Hüseyin Güven

Eskişehir, tarihi dönemler içinde Anadolu'daki ünlü merkezlerden biri olmuş, Şarhöyük (Dorylaion), Balhisar (Pessinus) ve Karahöyük (Midaion) Frigya başta olmak üzere tarihte yerini almıştır…
M.S. 8. Yy'a kadar Frigyalıların yaşadığı Kent'imizin (Dorylaion) ilçeleri de buram buram tarih kokmaktadır…
Eskişehir ilimize bağlı Mihalıççık (Nam-ı diğer MALIÇ) derin tarihsel bağlarıyla pek çok medeniyete ev sahipliği yapmış şirin bir ilçemizdir…
Malıç ilçesi kültür mirası ile ön plana çıkıyor… Bu minvalde kültür turizmi açısından ele alınabilecek birçok değeri içinde barındırıyor…
Kendi iç dinamikleri ile çok ama çok önemli bir yerleşim yeridir Malıç…
Sürdürülebilir turizm için zemin hazırlamak, gelecek nesillere emanet edebilecek bu değerlerin yaşatılması için katkı sağlamak düşüncesi ile bu yola çıkıldı…
RIDVAN ARAS…
Daha evvelde başka konularla alakalı köşemizde konuk etmiştik…

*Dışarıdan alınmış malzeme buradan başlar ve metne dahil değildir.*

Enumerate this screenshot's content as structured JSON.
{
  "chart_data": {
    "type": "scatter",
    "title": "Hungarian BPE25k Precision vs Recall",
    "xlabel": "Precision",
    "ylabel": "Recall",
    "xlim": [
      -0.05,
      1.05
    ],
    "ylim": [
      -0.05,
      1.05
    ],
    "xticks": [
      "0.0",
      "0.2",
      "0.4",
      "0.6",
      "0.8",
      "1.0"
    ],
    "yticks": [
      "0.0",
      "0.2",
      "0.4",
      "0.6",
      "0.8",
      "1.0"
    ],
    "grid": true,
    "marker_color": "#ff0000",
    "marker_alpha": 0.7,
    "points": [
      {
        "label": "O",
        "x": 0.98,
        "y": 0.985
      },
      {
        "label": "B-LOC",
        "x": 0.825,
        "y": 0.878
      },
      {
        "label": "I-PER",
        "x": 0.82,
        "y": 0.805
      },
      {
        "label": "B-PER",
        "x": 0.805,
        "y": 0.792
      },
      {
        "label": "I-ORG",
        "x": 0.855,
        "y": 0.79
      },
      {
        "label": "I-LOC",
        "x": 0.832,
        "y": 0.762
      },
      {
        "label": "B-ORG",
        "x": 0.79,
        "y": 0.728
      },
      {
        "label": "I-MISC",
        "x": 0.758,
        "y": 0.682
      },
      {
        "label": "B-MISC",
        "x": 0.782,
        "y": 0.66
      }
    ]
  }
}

Kendisi beşeri sermayesi yüksek, ilk ve ortaokulu Yunusemre'de okuyan, liseyi Mihalıççık'ta bitiren Mülkiyeli kıymet verdiğim bir hemşehrim…
Tam bir Eskişehir aşığı... Şimdilerde Başkent'te…
Birçok araştırmacıdan daha araştırmacı diyebilirim…
Uzun süredir Malıç tarihi ile ilgili araştırmaları yaptığına yakinen şahidim…
Yıllardır uzun telefon görüşmelerimiz olur, bizimle paylaşır, istişare ederiz…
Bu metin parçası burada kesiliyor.